Thursday, September 8, 2016

"Finger Food Fisher"

When I was a kid, it was still in vogue to don and maintain nicknames -- names other than the moniker parents had laid on. Some of these names stuck. Others fell away. Whichever the case, it was a mark of some kind to have a nickname and I wanted one.

Why? I don't know. Maybe it was just an assertion of the capacity to control and manipulate a life largely ruled by others.

Since none of the ones I tried ("Sam" is the only one I can remember) to assume or encouraged others to employ stuck, I decided this morning that I would give myself a nickname. Not to waste too much time over it, I settled today on the name "Finger Food Fisher."

Finger Food Fisher is, of course, the purveyor of the not-yet-but-soon-to-be famous Finger Food Philosophies. An amalgam of potentially-nutritious munchies. Not overwhelming. Tasty perhaps. Eat enough and you'll get full ... forego the pleasure and nothing is really lost.
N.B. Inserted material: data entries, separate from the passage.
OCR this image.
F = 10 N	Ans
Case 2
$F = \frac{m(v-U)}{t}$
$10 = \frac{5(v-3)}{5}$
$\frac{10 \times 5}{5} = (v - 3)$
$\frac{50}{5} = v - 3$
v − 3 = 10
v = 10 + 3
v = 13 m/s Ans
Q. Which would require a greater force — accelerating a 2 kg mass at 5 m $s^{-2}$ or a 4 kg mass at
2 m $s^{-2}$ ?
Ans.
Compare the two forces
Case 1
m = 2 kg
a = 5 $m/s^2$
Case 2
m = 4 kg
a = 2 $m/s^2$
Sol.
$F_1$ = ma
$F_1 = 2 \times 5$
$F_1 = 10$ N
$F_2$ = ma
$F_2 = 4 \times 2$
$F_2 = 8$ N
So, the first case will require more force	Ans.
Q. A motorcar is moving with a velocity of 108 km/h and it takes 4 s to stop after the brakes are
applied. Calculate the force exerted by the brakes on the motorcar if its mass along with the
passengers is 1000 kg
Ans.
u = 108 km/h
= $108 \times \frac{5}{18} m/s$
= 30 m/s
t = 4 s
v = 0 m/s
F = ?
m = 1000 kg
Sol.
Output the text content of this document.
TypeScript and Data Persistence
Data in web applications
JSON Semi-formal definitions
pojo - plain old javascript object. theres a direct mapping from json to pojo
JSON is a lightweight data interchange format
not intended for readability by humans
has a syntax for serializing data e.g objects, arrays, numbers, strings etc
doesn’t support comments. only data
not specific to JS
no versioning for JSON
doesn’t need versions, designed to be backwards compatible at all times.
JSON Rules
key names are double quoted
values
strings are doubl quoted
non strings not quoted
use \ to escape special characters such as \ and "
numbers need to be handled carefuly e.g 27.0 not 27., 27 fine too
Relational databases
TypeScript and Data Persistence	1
Finger Food suggests that a more filling diet might be warranted, but let's not make a federal case out of it.

Yes, "Finger Food" -- I can live with that. A nudge rather than a bitch-slap, over-filling seriousness.

Today, for example, a bit of finger food read:
For more than a hundred years, not a single year has passed when Britain’s armed forces have not been engaged in military operations somewhere in the world. The British are unique in this respect: the same could not be said of the Americans, the Russians, the French or any other nation.
Only the British are perpetually at war.
One reason that this is rarely acknowledged could be that in the years following the second world war, and before the period of national self-doubt that was provoked in 1956 by the Suez crisis, Britain engaged in so many end-of-empire scraps that military activity came to be regarded by the British public as the norm, and therefore unremarkable. Another is that since 1945, British forces have engaged in a series of small wars that were under-reported and now all but forgotten, or which were obscured, even as they were being fought, by more dramatic events elsewhere.

2 comments:

  1. Where Britain my former colonial master is concerned there are a lot of mixed sentiments, maybe with the South China Sea dispute lowly me ain't in a capacity making sweeping statements.